漁師は屈原を諭そうとしますが、それ以上無理強いすることなく、穏やかな笑みを浮かべて去って行きます。
「漁父」の作者自身の人生観、処世観は、漁師の側に立つものです。
この作品は、一本気で妥協をしない高潔な屈原の生き方を讃えるのではなく、むしろそうした頑固で融通の利かない性分だからこそ身を滅ぼしたのだ、と屈原の生き方を批判しています。
作品の成立年代がいつであるかにもよるので、思想的背景について断定的なことは言えませんが、漁師の生き方は、あるがままに自然に任せて無理をしないという道家的な生き方であり、作者は、おそらく道家系の思想を持った人物であろうと思われます。
また、漁師であるという設定は、この人物が俗世を離れ、世の中を達観した隠者であることを示唆しています。
こうした観点からさらに言えば、作品の中で、屈原は、儒家的な志向を持つ人物として描かれています。
むろん、歴史上の屈原は儒家ではありませんが、漁師との対話では、儒家の価値観に沿った発言をしています。
道家は徹底したアンチ儒家ですから、その視点からすれば、漁師の方が明らかに上に描かれ、屈原は「道理を悟らぬ困った御方」として道化者のような印象さえ与えています。

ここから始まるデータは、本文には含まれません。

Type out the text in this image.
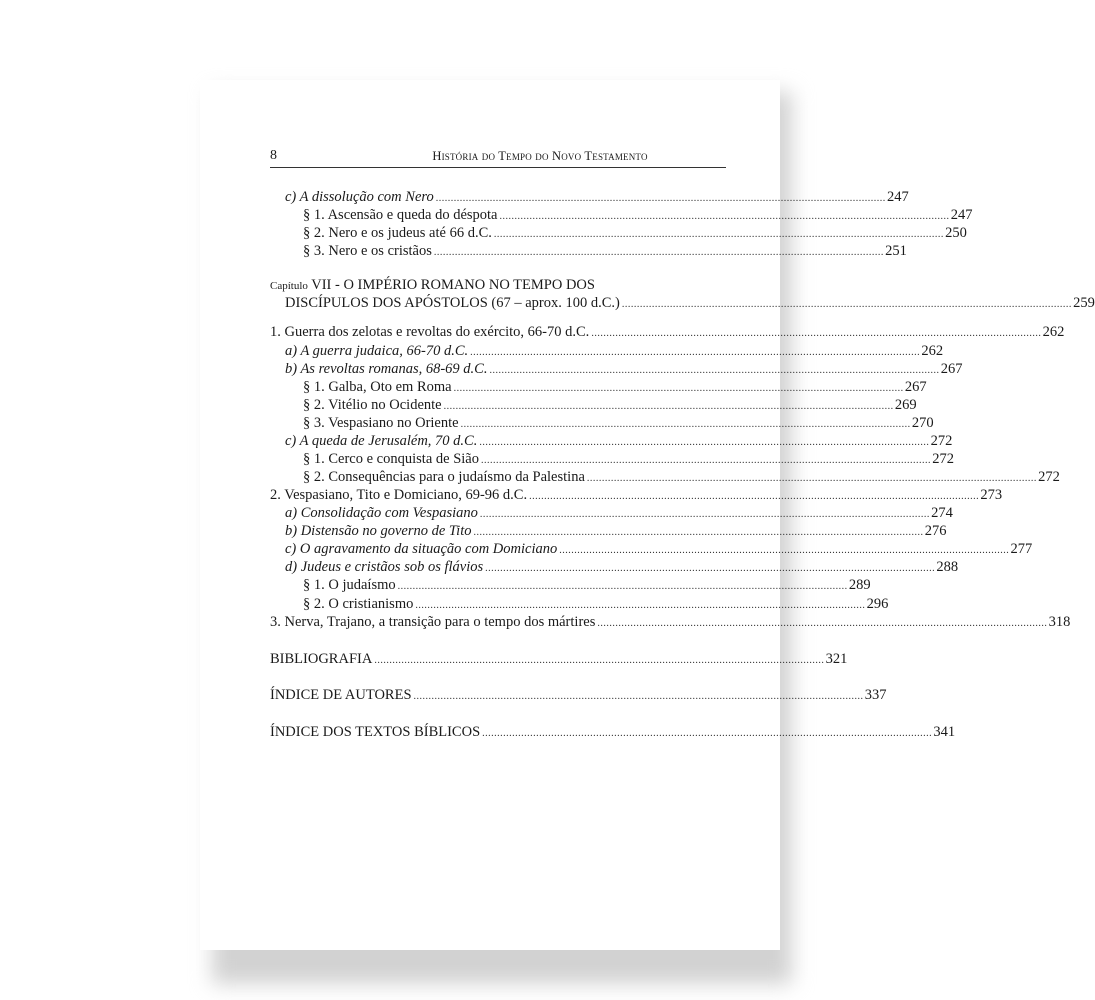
8	História do Tempo do Novo Testamento
c) A dissolução com Nero ...................................................................................................................................................... 247
§ 1. Ascensão e queda do déspota ...................................................................................................................................................... 247
§ 2. Nero e os judeus até 66 d.C. ...................................................................................................................................................... 250
§ 3. Nero e os cristãos ...................................................................................................................................................... 251
Capítulo VII - O IMPÉRIO ROMANO NO TEMPO DOS
DISCÍPULOS DOS APÓSTOLOS (67 – aprox. 100 d.C.) ...................................................................................................................................................... 259
1. Guerra dos zelotas e revoltas do exército, 66-70 d.C. ...................................................................................................................................................... 262
a) A guerra judaica, 66-70 d.C. ...................................................................................................................................................... 262
b) As revoltas romanas, 68-69 d.C. ...................................................................................................................................................... 267
§ 1. Galba, Oto em Roma ...................................................................................................................................................... 267
§ 2. Vitélio no Ocidente ...................................................................................................................................................... 269
§ 3. Vespasiano no Oriente ...................................................................................................................................................... 270
c) A queda de Jerusalém, 70 d.C. ...................................................................................................................................................... 272
§ 1. Cerco e conquista de Sião ...................................................................................................................................................... 272
§ 2. Consequências para o judaísmo da Palestina ...................................................................................................................................................... 272
2. Vespasiano, Tito e Domiciano, 69-96 d.C. ...................................................................................................................................................... 273
a) Consolidação com Vespasiano ...................................................................................................................................................... 274
b) Distensão no governo de Tito ...................................................................................................................................................... 276
c) O agravamento da situação com Domiciano ...................................................................................................................................................... 277
d) Judeus e cristãos sob os flávios ...................................................................................................................................................... 288
§ 1. O judaísmo ...................................................................................................................................................... 289
§ 2. O cristianismo ...................................................................................................................................................... 296
3. Nerva, Trajano, a transição para o tempo dos mártires ...................................................................................................................................................... 318
BIBLIOGRAFIA ...................................................................................................................................................... 321
ÍNDICE DE AUTORES ...................................................................................................................................................... 337
ÍNDICE DOS TEXTOS BÍBLICOS ...................................................................................................................................................... 341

ですから、そういう意味でも、「漁父」が屈原本人の作であるはずがありません。
ところが、にもかかわらず、「漁父」は久しく屈原の作とされてきました。
もともと『楚辞』の最も古い注釈書である後漢・王逸の『楚辞章句』が「漁父」を屈原の作としたことから始まるのですが、近代に至るまで、この説が継承されてきました。
そして、伝統的な解釈では、「漁父」は、清廉潔白で、愛国・憂国の詩人としての屈原を讃える作品とみなされてきました。
そうなると、漁師の方が上に描かれていたのでは都合が悪く、苦し紛れに、最終句「復た与(とも)に言わず」の主語は屈原である、という説まで出てきました。
つまり、屈原は漁師に散々言われたけれども、妥協せず、相手にせず、再び漁師と語ることはなかった、と解釈するわけです。
作品の内容からも文脈からも、そう解釈するのは無理なので、これは明らかな曲解です。
「中国古典インターネット講義」の『詩経』の回でも言及しましたが、思想的、政治的、あるいは教訓的な目的から、文学作品に対して意図的な曲解、牽強附会をしがちなのは、中国文化の伝統であるのかもしれません。